ANALYSES

Quel est le poids de la France dans la lutte contre Daech ?

Presse
2 janvier 2017
Interview de Didier Billion - La Croix
La marge de manœuvre de la France en Irak et surtout en Syrie est très limitée. Après les attentats de Paris, François Hollande a expliqué qu’il allait renforcer les bombardements aériens contre Daech à Rakka. C’est une erreur. La multiplication des frappes touche la population civile et aboutit, au final, à sa radicalisation. L’outil majeur contre Daech reste un travail de renseignement pour infiltrer les réseaux djihadistes.

Ceci posé, il est certain que la visite du président français à Bagdad est une bonne chose. Elle représente un soutien à des autorités irakiennes qui essaient d’inclure toutes les composantes du pays. Ce gouvernement fonctionne bien mieux que le précédent. Mais la société irakienne est fragmentée, affaiblie économiquement, victime quotidienne d’attentats. Le pouvoir irakien doit aussi composer avec les revendications des Kurdes d’Irak, même s’ils n’ont pas de velléité sécessionniste.

La tâche est autrement plus difficile avec Damas.
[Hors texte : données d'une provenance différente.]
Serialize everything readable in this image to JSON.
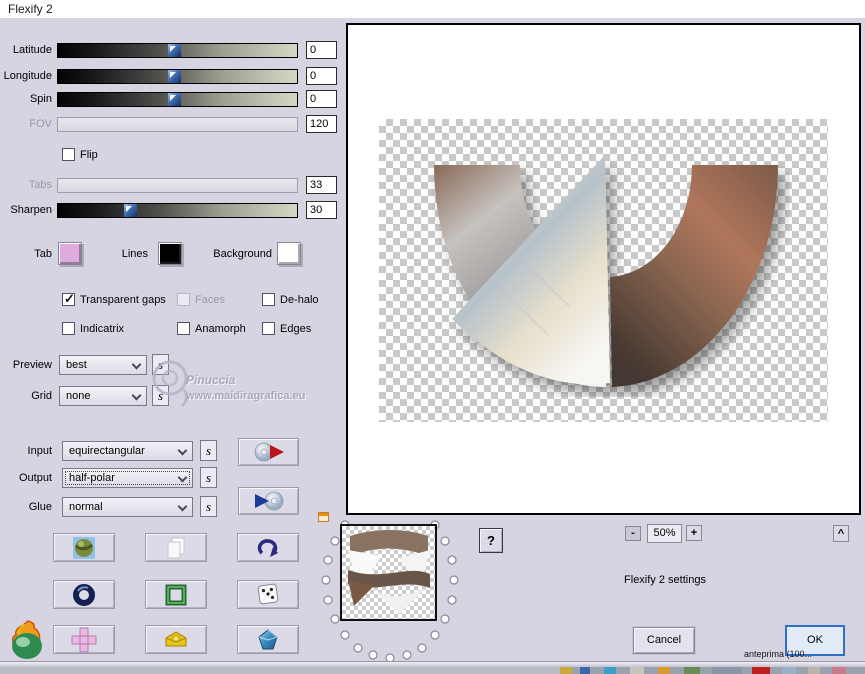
{
  "window": {
    "title": "Flexify 2"
  },
  "sliders": {
    "latitude": {
      "label": "Latitude",
      "value": "0",
      "enabled": true
    },
    "longitude": {
      "label": "Longitude",
      "value": "0",
      "enabled": true
    },
    "spin": {
      "label": "Spin",
      "value": "0",
      "enabled": true
    },
    "fov": {
      "label": "FOV",
      "value": "120",
      "enabled": false
    },
    "tabs": {
      "label": "Tabs",
      "value": "33",
      "enabled": false
    },
    "sharpen": {
      "label": "Sharpen",
      "value": "30",
      "enabled": true
    }
  },
  "flip": {
    "label": "Flip",
    "checked": false
  },
  "swatches": {
    "tab": {
      "label": "Tab",
      "color": "#dfaade"
    },
    "lines": {
      "label": "Lines",
      "color": "#000000"
    },
    "background": {
      "label": "Background",
      "color": "#ffffff"
    }
  },
  "checks": {
    "transparent_gaps": {
      "label": "Transparent gaps",
      "checked": true,
      "disabled": false
    },
    "faces": {
      "label": "Faces",
      "checked": false,
      "disabled": true
    },
    "dehalo": {
      "label": "De-halo",
      "checked": false,
      "disabled": false
    },
    "indicatrix": {
      "label": "Indicatrix",
      "checked": false,
      "disabled": false
    },
    "anamorph": {
      "label": "Anamorph",
      "checked": false,
      "disabled": false
    },
    "edges": {
      "label": "Edges",
      "checked": false,
      "disabled": false
    }
  },
  "selects": {
    "preview": {
      "label": "Preview",
      "value": "best"
    },
    "grid": {
      "label": "Grid",
      "value": "none"
    },
    "input": {
      "label": "Input",
      "value": "equirectangular"
    },
    "output": {
      "label": "Output",
      "value": "half-polar",
      "focused": true
    },
    "glue": {
      "label": "Glue",
      "value": "normal"
    },
    "s_label": "s"
  },
  "watermark": {
    "name": "Pinuccia",
    "url": "www.maidiragrafica.eu"
  },
  "zoom_bar": {
    "help": "?",
    "minus": "-",
    "level": "50%",
    "plus": "+",
    "collapse": "^"
  },
  "footer": {
    "caption": "Flexify 2 settings",
    "cancel": "Cancel",
    "ok": "OK"
  },
  "background_window": {
    "title_fragment": "anteprima (100..."
  },
  "icons": {
    "check": "✓"
  },
  "colors": {
    "dialog_bg": "#d7d4e1",
    "focus_accent": "#2f6fc4",
    "checker": "#c9c9c9",
    "slider_thumb": "#3c6cb4"
  }
}
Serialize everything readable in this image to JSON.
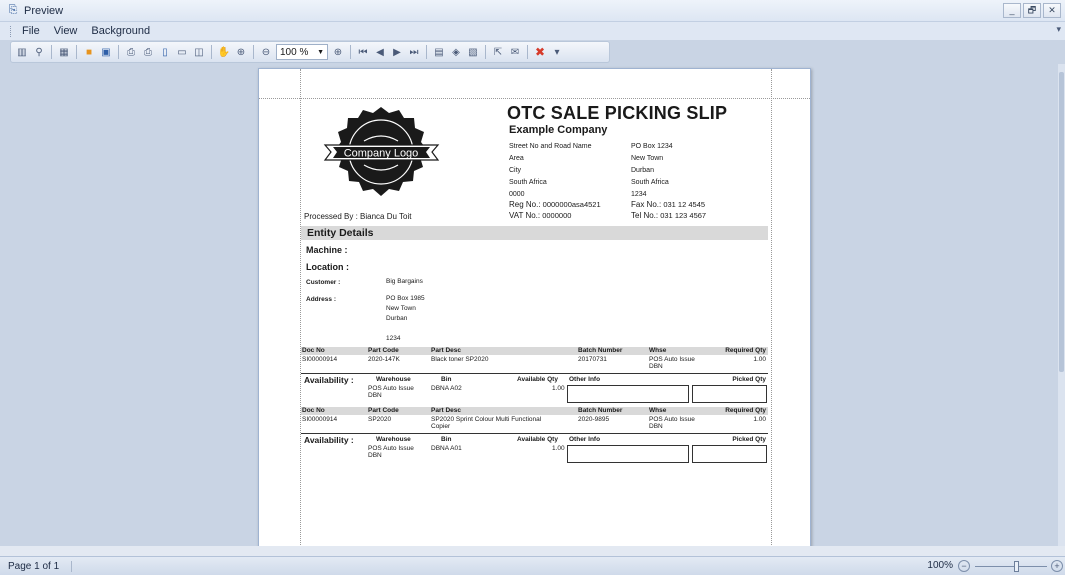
{
  "window": {
    "title": "Preview",
    "btn_min": "_",
    "btn_restore": "🗗",
    "btn_close": "✕"
  },
  "menu": [
    "File",
    "View",
    "Background"
  ],
  "toolbar": {
    "zoom_value": "100 %"
  },
  "report": {
    "title": "OTC SALE PICKING SLIP",
    "company": "Example Company",
    "logo_text": "Company Logo",
    "address_left": [
      "Street No and Road Name",
      "Area",
      "City",
      "South Africa",
      "0000"
    ],
    "address_right": [
      "PO Box 1234",
      "New Town",
      "Durban",
      "South Africa",
      "1234"
    ],
    "reg_label": "Reg No.:",
    "reg_value": "0000000asa4521",
    "vat_label": "VAT No.:",
    "vat_value": "0000000",
    "fax_label": "Fax No.:",
    "fax_value": "031 12 4545",
    "tel_label": "Tel No.:",
    "tel_value": "031 123 4567",
    "processed_by": "Processed By : Bianca Du Toit",
    "entity_title": "Entity Details",
    "machine_label": "Machine :",
    "location_label": "Location :",
    "customer_label": "Customer :",
    "customer_value": "Big Bargains",
    "address_label": "Address :",
    "customer_address": [
      "PO Box 1985",
      "New Town",
      "Durban",
      "",
      "1234"
    ],
    "columns": {
      "doc_no": "Doc No",
      "part_code": "Part Code",
      "part_desc": "Part Desc",
      "batch": "Batch Number",
      "whse": "Whse",
      "req_qty": "Required Qty"
    },
    "avail_columns": {
      "label": "Availability :",
      "warehouse": "Warehouse",
      "bin": "Bin",
      "available_qty": "Available Qty",
      "other_info": "Other Info",
      "picked_qty": "Picked Qty"
    },
    "lines": [
      {
        "doc_no": "SI00000914",
        "part_code": "2020-147K",
        "part_desc": "Black toner SP2020",
        "part_desc_2": "",
        "batch": "20170731",
        "whse": "POS Auto Issue",
        "whse_2": "DBN",
        "req_qty": "1.00",
        "avail_warehouse": "POS Auto Issue",
        "avail_warehouse_2": "DBN",
        "avail_bin": "DBNA A02",
        "avail_qty": "1.00"
      },
      {
        "doc_no": "SI00000914",
        "part_code": "SP2020",
        "part_desc": "SP2020 Sprint Colour Multi Functional",
        "part_desc_2": "Copier",
        "batch": "2020-9895",
        "whse": "POS Auto Issue",
        "whse_2": "DBN",
        "req_qty": "1.00",
        "avail_warehouse": "POS Auto Issue",
        "avail_warehouse_2": "DBN",
        "avail_bin": "DBNA A01",
        "avail_qty": "1.00"
      }
    ]
  },
  "status": {
    "page": "Page 1 of 1",
    "zoom": "100%"
  }
}
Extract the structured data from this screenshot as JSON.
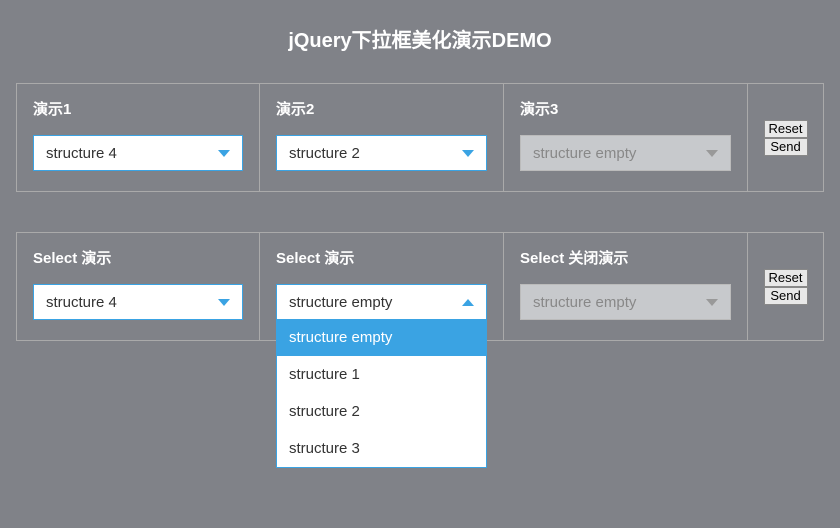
{
  "title": "jQuery下拉框美化演示DEMO",
  "row1": {
    "items": [
      {
        "label": "演示1",
        "value": "structure 4",
        "state": "closed",
        "disabled": false
      },
      {
        "label": "演示2",
        "value": "structure 2",
        "state": "closed",
        "disabled": false
      },
      {
        "label": "演示3",
        "value": "structure empty",
        "state": "closed",
        "disabled": true
      }
    ],
    "actions": {
      "reset": "Reset",
      "send": "Send"
    }
  },
  "row2": {
    "items": [
      {
        "label": "Select 演示",
        "value": "structure 4",
        "state": "closed",
        "disabled": false
      },
      {
        "label": "Select 演示",
        "value": "structure empty",
        "state": "open",
        "disabled": false,
        "options": [
          "structure empty",
          "structure 1",
          "structure 2",
          "structure 3"
        ],
        "selectedIndex": 0
      },
      {
        "label": "Select 关闭演示",
        "value": "structure empty",
        "state": "closed",
        "disabled": true
      }
    ],
    "actions": {
      "reset": "Reset",
      "send": "Send"
    }
  }
}
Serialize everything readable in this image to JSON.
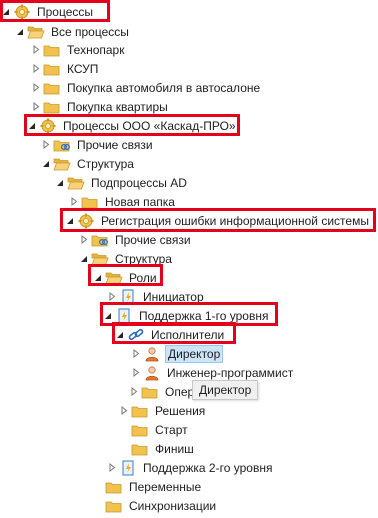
{
  "tree": {
    "nodes": [
      {
        "label": "Процессы",
        "icon": "process-gear-icon",
        "toggle": "expanded"
      },
      {
        "label": "Все процессы",
        "icon": "folder-open-icon",
        "toggle": "expanded"
      },
      {
        "label": "Технопарк",
        "icon": "folder-icon",
        "toggle": "collapsed"
      },
      {
        "label": "КСУП",
        "icon": "folder-icon",
        "toggle": "collapsed"
      },
      {
        "label": "Покупка автомобиля в автосалоне",
        "icon": "folder-icon",
        "toggle": "collapsed"
      },
      {
        "label": "Покупка квартиры",
        "icon": "folder-icon",
        "toggle": "collapsed"
      },
      {
        "label": "Процессы ООО «Каскад-ПРО»",
        "icon": "process-gear-icon",
        "toggle": "expanded"
      },
      {
        "label": "Прочие связи",
        "icon": "folder-link-icon",
        "toggle": "collapsed"
      },
      {
        "label": "Структура",
        "icon": "folder-open-icon",
        "toggle": "expanded"
      },
      {
        "label": "Подпроцессы AD",
        "icon": "folder-open-icon",
        "toggle": "expanded"
      },
      {
        "label": "Новая папка",
        "icon": "folder-icon",
        "toggle": "collapsed"
      },
      {
        "label": "Регистрация ошибки информационной системы",
        "icon": "process-gear-icon",
        "toggle": "expanded"
      },
      {
        "label": "Прочие связи",
        "icon": "folder-link-icon",
        "toggle": "collapsed"
      },
      {
        "label": "Структура",
        "icon": "folder-open-icon",
        "toggle": "expanded"
      },
      {
        "label": "Роли",
        "icon": "folder-open-icon",
        "toggle": "expanded"
      },
      {
        "label": "Инициатор",
        "icon": "role-doc-icon",
        "toggle": "collapsed"
      },
      {
        "label": "Поддержка 1-го уровня",
        "icon": "role-doc-icon",
        "toggle": "expanded"
      },
      {
        "label": "Исполнители",
        "icon": "link-chain-icon",
        "toggle": "expanded"
      },
      {
        "label": "Директор",
        "icon": "user-icon",
        "toggle": "collapsed"
      },
      {
        "label": "Инженер-программист",
        "icon": "user-icon",
        "toggle": "collapsed"
      },
      {
        "label": "Опера",
        "icon": "folder-icon",
        "toggle": "collapsed"
      },
      {
        "label": "Решения",
        "icon": "folder-icon",
        "toggle": "collapsed"
      },
      {
        "label": "Старт",
        "icon": "folder-icon",
        "toggle": "none"
      },
      {
        "label": "Финиш",
        "icon": "folder-icon",
        "toggle": "none"
      },
      {
        "label": "Поддержка 2-го уровня",
        "icon": "role-doc-icon",
        "toggle": "collapsed"
      },
      {
        "label": "Переменные",
        "icon": "folder-icon",
        "toggle": "none"
      },
      {
        "label": "Синхронизации",
        "icon": "folder-icon",
        "toggle": "none"
      }
    ]
  },
  "tooltip": {
    "text": "Директор"
  },
  "colors": {
    "highlight": "#e3001b",
    "selection": "#cce4f7",
    "folder": "#f2c14e"
  }
}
Les autorités françaises ont longtemps expliqué que la solution ne pouvait passer que par un départ de Bachar Al Assad. Aujourd’hui, cette ligne s’est infléchie. La position du président syrien s’est considérablement affaiblie, mais il fait partie de la solution politique qui sera discutée à Astana, sous l’égide de la Russie. À ce stade, aucune puissance occidentale n’est conviée dans la capitale kazakhe. C’est la première fois depuis des décennies que les États-Unis sont absents d’un conflit au Moyen-Orient.

Depuis le début du conflit syrien, Moscou a une position claire. Ses analyses ont été confirmées par les faits. Dans ces conditions, la France n’est pas plus faible que les États-Unis, la Grande-Bretagne ou l’Allemagne. Elle essaie de marquer de son empreinte la situation régionale, en tentant d’être active sur le dossier antiterroriste. En Irak, elle a considéré que la solution contre Daech passait par un règlement politique, par un gouvernement plus inclusif, ce qui est maintenant le cas. En Syrie, la France a eu l’illusion qu’une solution strictement militaire était possible.

Ce qui importe maintenant, c’est que le signal fort d’une relance du processus politique soit envoyé à Astana. Un compromis permettrait alors d’organiser les combats au sol contre Daech. Ils seraient menés conjointement par les forces armées syriennes, les Kurdes, les rebelles modérés. L’opération pourrait débuter dans quelques mois. C’est la seule solution pour en finir avec cette organisation. Les Russes n’ont aucun intérêt à participer à ces combats au sol. Mais il faudra ensuite soigner les fractures de la société syrienne. Elles sont immenses. Astana ne pourra donner qu’un cadre théorique qu’il sera difficile de mettre en œuvre dans un pays ravagé.